According to the report, Blodget's new target price of $400 was based on several models using sales as well as expected earnings five years down the line.

''As with all Internet stocks, an (Amazon.com) valuation is clearly more art than science,'' Blodget wrote, adding the stock's rise is being driven by the company's ''astounding'' sales growth.

Amazon.com's sales are expected to reach $1.5 billion in 2000 but could be substantially higher, Blodget wrote.

In his later clarification, he said that expected strong holiday sales at Amazon.com this quarter could be followed by a slower first quarter next year. That might disappoint investors and trigger a sell-off in the stock, he said.

''We would not therefore, go hog-wild with the stock at current levels in the expectation that it will go straight up from here,'' Blodget wrote after the market reacted to his first report.

His aggressive approach raised eyebrows among some traders but few expressed real surprise given the meteoric rise of Internet stocks this year.

''The report makes a lot of assumptions and, if this were another company, it might be viewed with a grain of salt,'' one trader said of the first report. ''But in this case, it doesn't matter.''

Other Internet stocks also surged, including America Online Inc., the world's biggest online service provider, which jumped $3.44 to $96.19 on the New York Stock Exchange.

AOL said holiday traffic on its shopping channel has been 3-1/2 times higher than last year, with shoppers spending 50 percent more on average than they did last year.

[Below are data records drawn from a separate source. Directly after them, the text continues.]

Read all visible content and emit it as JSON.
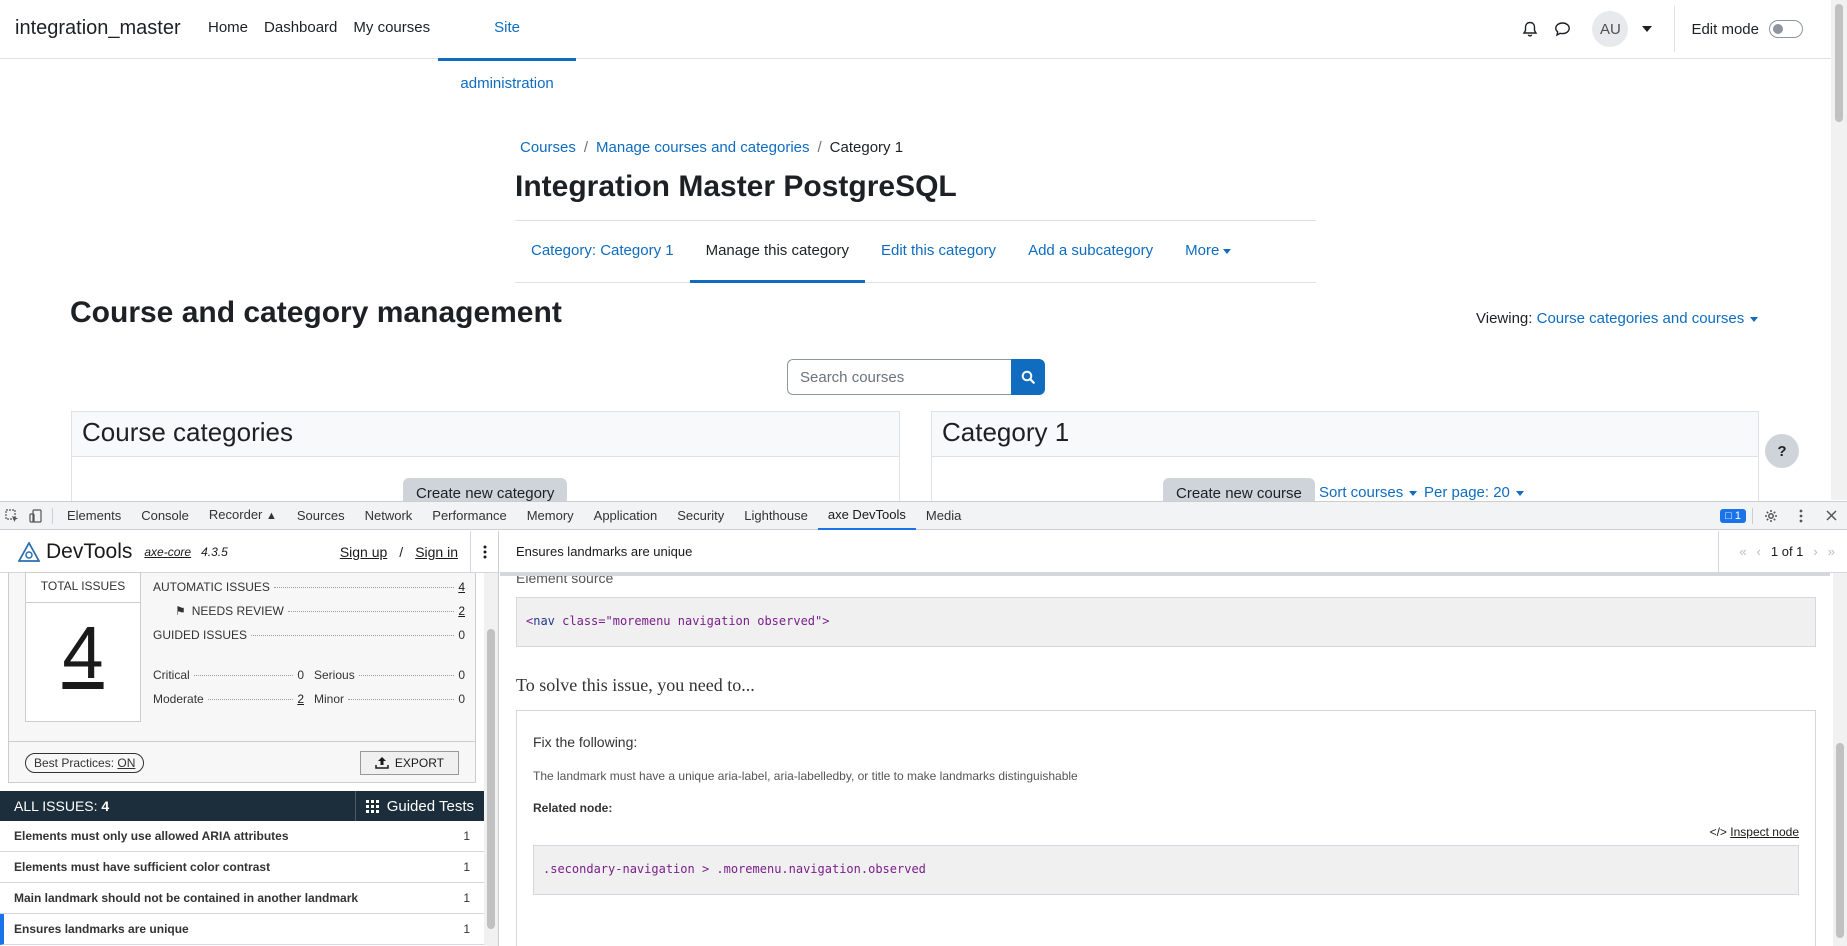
{
  "navbar": {
    "brand": "integration_master",
    "items": [
      {
        "label": "Home"
      },
      {
        "label": "Dashboard"
      },
      {
        "label": "My courses"
      },
      {
        "label": "Site administration"
      }
    ],
    "avatar_initials": "AU",
    "edit_mode_label": "Edit mode",
    "edit_mode_on": false
  },
  "breadcrumb": {
    "items": [
      "Courses",
      "Manage courses and categories",
      "Category 1"
    ],
    "separator": "/"
  },
  "page_title": "Integration Master PostgreSQL",
  "secondary_nav": {
    "tabs": [
      {
        "label": "Category: Category 1"
      },
      {
        "label": "Manage this category"
      },
      {
        "label": "Edit this category"
      },
      {
        "label": "Add a subcategory"
      },
      {
        "label": "More"
      }
    ],
    "active": "Manage this category"
  },
  "management": {
    "heading": "Course and category management",
    "viewing_label": "Viewing:",
    "viewing_value": "Course categories and courses",
    "search_placeholder": "Search courses"
  },
  "categories_card": {
    "title": "Course categories",
    "create_button": "Create new category"
  },
  "category_card": {
    "title": "Category 1",
    "create_button": "Create new course",
    "sort_link": "Sort courses",
    "per_page_link": "Per page: 20"
  },
  "help_button": "?",
  "devtools": {
    "tabs": [
      "Elements",
      "Console",
      "Recorder",
      "Sources",
      "Network",
      "Performance",
      "Memory",
      "Application",
      "Security",
      "Lighthouse",
      "axe DevTools",
      "Media"
    ],
    "active_tab": "axe DevTools",
    "message_count": "1"
  },
  "axe": {
    "brand": "DevTools",
    "core_label": "axe-core",
    "core_version": "4.3.5",
    "sign_up": "Sign up",
    "auth_sep": "/",
    "sign_in": "Sign in",
    "total_issues_label": "TOTAL ISSUES",
    "total_issues": "4",
    "automatic_label": "AUTOMATIC ISSUES",
    "automatic": "4",
    "needs_review_label": "NEEDS REVIEW",
    "needs_review": "2",
    "guided_label": "GUIDED ISSUES",
    "guided": "0",
    "critical_label": "Critical",
    "critical": "0",
    "serious_label": "Serious",
    "serious": "0",
    "moderate_label": "Moderate",
    "moderate": "2",
    "minor_label": "Minor",
    "minor": "0",
    "best_practices_label": "Best Practices:",
    "best_practices_value": "ON",
    "export_label": "EXPORT",
    "all_issues_label": "ALL ISSUES:",
    "all_issues_count": "4",
    "guided_tests_label": "Guided Tests",
    "issues": [
      {
        "title": "Elements must only use allowed ARIA attributes",
        "count": "1"
      },
      {
        "title": "Elements must have sufficient color contrast",
        "count": "1"
      },
      {
        "title": "Main landmark should not be contained in another landmark",
        "count": "1"
      },
      {
        "title": "Ensures landmarks are unique",
        "count": "1"
      }
    ],
    "detail": {
      "title": "Ensures landmarks are unique",
      "pager": "1 of 1",
      "section_cut_label": "Element source",
      "source_tag_open": "<nav ",
      "source_attr": "class=\"moremenu navigation observed\">",
      "solve_heading": "To solve this issue, you need to...",
      "fix_title": "Fix the following:",
      "fix_message": "The landmark must have a unique aria-label, aria-labelledby, or title to make landmarks distinguishable",
      "related_node_label": "Related node:",
      "inspect_node_label": "Inspect node",
      "selector": ".secondary-navigation > .moremenu.navigation.observed"
    }
  }
}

Internet auctioneer eBay Inc. jumped $29.50 to $223.50, online media company Yahoo! Inc. rose $7.125 to $205.125 and newly reborn Internet bookseller Books-a-Million jumped $8.06 to $18.125.
=========================



To: xcr600 who wrote (18909)12/17/1998 2:53:00 PM
From: Clint E.  Respond to of 69761
 
Xcr600, Looks like the split announcement did the trick for cmgi. Works better than an upgrade.